Thomas Chambers: View of Nahant [Sunset], 22 x 30 inches, circa 1843–1850

On the other hand, we don’t need to be fortified by irony to see that Chambers was at times a powerhouse. And can he be judged only in relation to marine and landscape painters? The range of feeling in his pictures, from the degree of tumultuousness that characterizes some of his harbor views and naval battles to the sense of sheer velocity that marks Niagara Falls —and the stark serenity of his various river scenes—gives his art an expressiveness that the landscape and seascape artists of the time rarely match.
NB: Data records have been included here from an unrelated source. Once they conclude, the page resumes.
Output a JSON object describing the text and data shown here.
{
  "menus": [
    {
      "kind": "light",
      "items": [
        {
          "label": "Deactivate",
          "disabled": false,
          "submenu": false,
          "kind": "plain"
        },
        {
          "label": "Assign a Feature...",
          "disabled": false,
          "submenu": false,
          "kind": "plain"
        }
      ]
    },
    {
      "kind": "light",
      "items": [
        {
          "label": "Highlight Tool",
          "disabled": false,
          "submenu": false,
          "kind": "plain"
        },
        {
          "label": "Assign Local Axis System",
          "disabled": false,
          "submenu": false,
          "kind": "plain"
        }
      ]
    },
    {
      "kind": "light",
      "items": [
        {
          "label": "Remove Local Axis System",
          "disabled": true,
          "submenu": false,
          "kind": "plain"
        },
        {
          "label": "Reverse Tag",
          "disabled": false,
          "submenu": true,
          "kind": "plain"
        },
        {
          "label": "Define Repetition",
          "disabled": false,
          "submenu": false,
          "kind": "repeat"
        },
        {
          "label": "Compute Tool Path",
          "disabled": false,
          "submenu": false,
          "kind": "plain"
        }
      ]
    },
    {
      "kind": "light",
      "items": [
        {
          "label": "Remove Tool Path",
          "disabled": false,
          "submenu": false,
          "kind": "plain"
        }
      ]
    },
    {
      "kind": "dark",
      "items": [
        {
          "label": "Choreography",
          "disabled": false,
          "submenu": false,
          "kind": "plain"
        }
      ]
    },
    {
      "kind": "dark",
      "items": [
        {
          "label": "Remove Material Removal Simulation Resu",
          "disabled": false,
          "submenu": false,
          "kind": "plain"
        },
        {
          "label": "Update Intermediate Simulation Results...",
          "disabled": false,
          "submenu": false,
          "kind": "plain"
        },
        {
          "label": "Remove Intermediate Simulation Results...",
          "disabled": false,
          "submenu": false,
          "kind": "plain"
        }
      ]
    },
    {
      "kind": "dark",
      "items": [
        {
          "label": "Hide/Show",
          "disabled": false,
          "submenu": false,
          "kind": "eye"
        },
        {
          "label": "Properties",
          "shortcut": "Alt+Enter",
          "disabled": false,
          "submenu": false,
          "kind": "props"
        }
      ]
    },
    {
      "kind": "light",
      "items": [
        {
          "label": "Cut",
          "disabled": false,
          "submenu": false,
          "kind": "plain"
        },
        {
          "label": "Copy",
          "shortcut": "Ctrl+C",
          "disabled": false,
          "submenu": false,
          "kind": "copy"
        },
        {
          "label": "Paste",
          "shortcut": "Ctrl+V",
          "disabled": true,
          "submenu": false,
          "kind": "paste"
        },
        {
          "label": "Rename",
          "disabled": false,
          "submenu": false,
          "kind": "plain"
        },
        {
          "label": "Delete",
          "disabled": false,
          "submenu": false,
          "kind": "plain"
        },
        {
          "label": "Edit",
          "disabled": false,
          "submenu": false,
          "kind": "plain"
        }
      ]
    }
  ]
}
Nor is it quite right to say that he is best seen primarily in the realm of folk art. American painting of the first half of the nineteenth century isn’t crowded with artists who developed different kinds of work over long careers. The period is stamped, rather, by artists who might speak to us with only a type or two of imagery, and whose demarcation as folk or trained painters is somehow less apparent or important than their being so many full-bodied and idiosyncratic voices—and voices we love for the unexpected vistas they open up onto antebellum America. Hicks and Phillips have long secured places in this league, as have the uncategorizable painter of Native American life George Catlin and those classicist masters Raphaelle Peale, perhaps our finest still-life painter of any era, and George Caleb Bingham, whose riverboat scenes exude an unearthly poise. After seeing the present Chambers show, it is tempting to think that he has found a spot there, too.